Aνάληψις - Análipsis

Although Mark closes his gospel with a brief mention of it, Luke reports it twice, once in greater detail, writing to Theóphilos both times. Perhaps Theóphilos was intrigued with what he read in the evangélion and wanted to know more, so Luke obliged him in the opening words of his book of the acts of the apostles, the práxeis.

It was angels, not men, who gave its name to this other most hidden mystírion of the Lord Jesus, when they said to the disciples who were looking up in awe, “Why are you men from Galilee standing here looking into the sky? Jesus who has been taken up from you into heaven, οὗτος ὁ Ἰησοῦς ὁ ἀναληφθεὶς ἀφ’ὑμῶν εἰς τὸν οὐρανὸν,
this same Jesus will come back in the same way you have seen Him go there.”

ὁ ἀναληφθεὶς—o analiphtheís, he who has been taken up—the source of the name of this mystery—ἡ ἀνάληψις—i análipsis, the Ascension.

“Will wonders never cease?” was probably the cynical retort of unbelievers when the holy apostles and the Lord’s mother came running back into town with the news. Wasn’t it enough that these dreamers, racked with grief, had made up the tale of the rising from the dead of the imposter? Now this!

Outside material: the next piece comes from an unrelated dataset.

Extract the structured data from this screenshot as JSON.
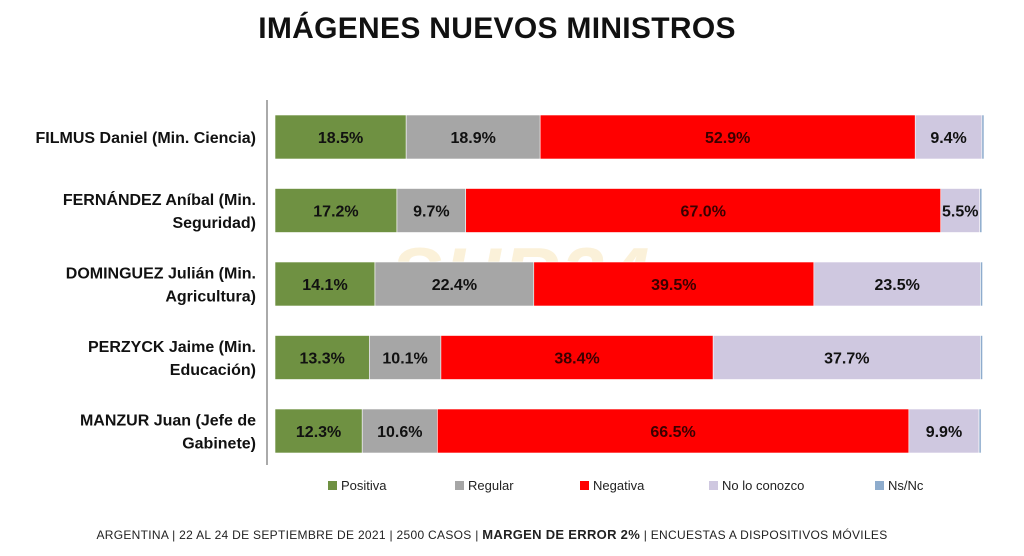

The words of the Son of Man had circumcised the ears of those who would listen, preparing them for the blood atonement that He was to suffer and offer to His heavenly Father, sprinkling them with it, as Moses had sanctified the children of Yisrael in the wilderness, only this time, not figuratively, but in spirit and truth.
The deeds of the Son of Man had unthroned the worthy in their own eyes and restored to favor in the eyes of His Father those of low estate, those the others called unworthy, people like His own mother and brothers.
No, O world of men! Neither His rising from the dead nor this, His ascent into heaven to be seated at the right hand of Divine Majesty, are lies. Christ is risen from the dead, not merely was raised, but is risen, He who speaks to us now and always, who was, who is, and who is to come, the Pantokrátor, He who was dead but is alive, and alive forever.
“Jesus who has been taken up from you into heaven, this same Jesus will come back in the same way you have seen Him go there,” just as the angels told us.

His ascent to the Father did not inaugurate an absence, but a hidden presence—hidden from the eyes of the world, but revealed to all who trust in Him as an abiding presence, to all who believe His word,

“All authority in heaven and on earth has been given to Me.
Go therefore, make disciples of all the nations; baptise them in the Name of the Father and of the Son and of the Holy Spirit,
and teach them to observe all the commands I gave you.
And know that I am with you always; yes, to the end of time.”